The ILSVRC dataset has been prepared with Caffe helper tools such as create_data.sh (using convert_imageset) and is broadly following the steps explained in http://caffe.berkeleyvision.org/gathered/examples/imagenet.html. The entire training and validation images are resized to 328x328 pixels and appropriate lmdbs are created.
I am using train_val adapted from https://github.com/soeaver/caffe-model, the actually used train_val file can be found here: https://gist.github.com/revilokeb/ab1809954f69d6d707be0c301947b69e
The solver aims to be as close as possible to the description in http://arxiv.org/abs/1602.07261, the one I am currently using can be found here: https://gist.github.com/revilokeb/b6c10197898662ed83832ee871da4528
For the time being I have set aside 2 12GB GPUs to work in parallel for that experiment. 10 epochs can be trained with that setup in a little less than 5 days. A look at http://arxiv.org/abs/1602.07261 their figure 24 and 26 shows that after around 120 epochs top-1 and top-5 validation error does not seem to improve much further. So with the current setup roughly 60 days of training will be needed before reaching the final accuracy (if everything goes well).
Intermediate snapshots I will put to the following folder for anyone who is interested for download (every 10 epochs): https://drive.google.com/open?id=0B1qLpHDbczM2bTZyeHc0TmNoanM. If I am losing my patience along the way others might continue with that experiment :-).
Currently I am right after epoch 25 and validation error and training loss have been developing as follows:
A closer look at the validation error of the last 10 epochs reveals that there has been no noticeable change in validation error over the last 10 epochs.
Obviously validation accuracy is very much different from what is shown in http://arxiv.org/abs/1602.07261 (e.g. their Figure 24, Top-5 validation error at 20 epochs showing ~10% error as compared with ~28% in my training). I have strictly adhered to the learning rate schedule described in the paper (learning rate @ start of training: 0.045 and reducing learning rate every 2 epochs by factor of 0.94). In one additional experiment I have lowered the learning rate manually after 10 epochs by multiplying it with 0.2 which resulted in an improvement of Top-1 / Top-5 validation accuracy of 2.5% / 3%.

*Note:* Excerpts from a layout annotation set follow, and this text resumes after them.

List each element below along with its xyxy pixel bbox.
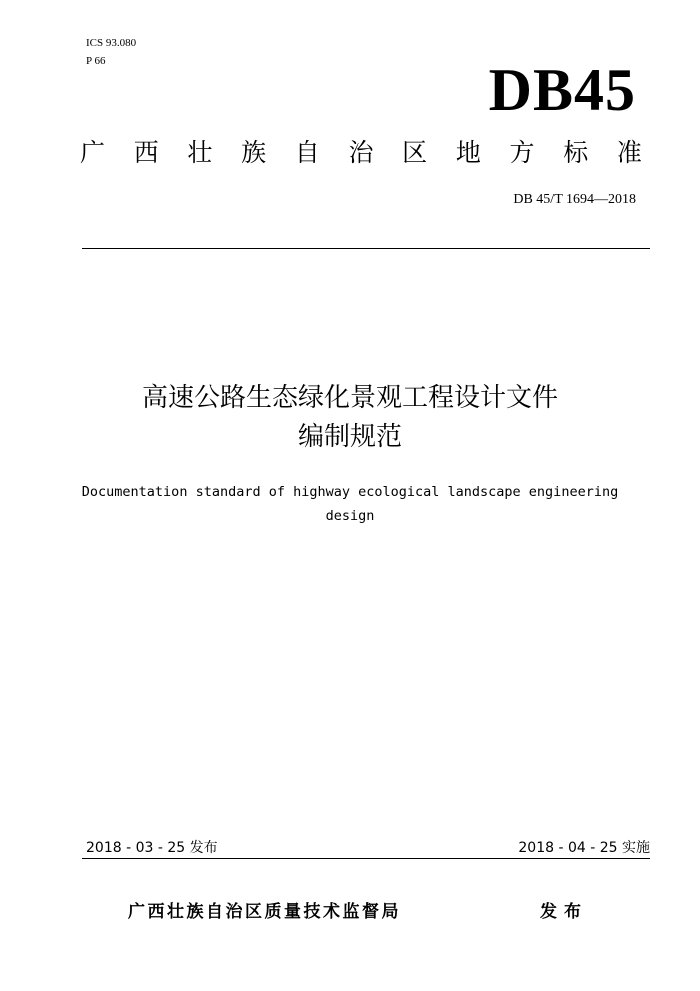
issued-label: 发布 <box>540 902 588 922</box>
chinese-title-line-2: 编制规范 <box>297 422 402 452</box>
issuing-authority: 广西壮族自治区质量技术监督局 <box>128 902 401 922</box>
standard-type-char: 准 <box>616 138 642 167</box>
standard-type-char: 治 <box>348 138 374 167</box>
standard-type-char: 壮 <box>187 138 213 167</box>
standard-logo: DB45 <box>488 57 636 123</box>
standard-type-char: 西 <box>133 138 159 167</box>
english-title-line-2: design <box>325 508 375 524</box>
issue-date: 2018 - 03 - 25 发布 <box>86 840 218 856</box>
ics-code: ICS 93.080 <box>86 37 137 49</box>
standard-type-char: 地 <box>455 138 481 167</box>
standard-type-char: 族 <box>241 138 267 167</box>
standard-number: DB 45/T 1694—2018 <box>513 192 636 207</box>
header-divider <box>82 248 650 249</box>
standard-type-char: 区 <box>402 138 428 167</box>
standard-type-char: 自 <box>294 138 320 167</box>
footer-divider <box>82 858 650 859</box>
implementation-date: 2018 - 04 - 25 实施 <box>518 840 650 856</box>
english-title-line-1: Documentation standard of highway ecological landscape engineering <box>81 484 619 500</box>
standard-type-char: 方 <box>509 138 535 167</box>
standard-type-char: 广 <box>80 138 106 167</box>
standard-type-char: 标 <box>563 138 589 167</box>
standard-type <box>80 136 642 170</box>
ccs-code: P 66 <box>86 55 106 67</box>
chinese-title-line-1: 高速公路生态绿化景观工程设计文件 <box>141 383 558 413</box>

As it does not seem to be possible to directly reproduce results shown in http://arxiv.org/abs/1602.07261 with my setup I will go back and re-analyze my setup first. Also I might consider investigating the architecture on smaller images / different image set (e.g. CIFAR 100). In the meantime I have run various experiments so far unfortunately without being able to replicate the results nowhere near.
However I have learnt that there has now been a succesful re-training of inception-resnet-2 in torch https://github.com/lim0606/torch-inception-resnet-v2. Based on their detailed description my likely mistake was to not scale the last layer before the average pooling: "Also we found that if the number of filters exceeded 1000, the residual variants started to exhibit instabilities and the network has just “died” early in the training, meaning that the last layer before the average pooling started to produce only zeros after a few tens of thousands of iterations." (quote from http://arxiv.org/abs/1602.07261, 3.3 Scaling of residuals)
As soon as I have some time and spare computational ressources I will re-check if that really was the culprit hindering the learning.
Besides the torch re-implementation Google has now made public the weights of inception-resnet-2 in tensorflow: see https://research.googleblog.com/2016/08/improving-inception-and-image.html. As my focus has moved a bit on towards deep reinforcement learning, secondly I am anyway using Tensorflow more and more often and lastly since those Imagenet simulations have been binding too many of my modest GPU ressources I have decided to not continue trying to learn the inception-resnet-2 with Caffe.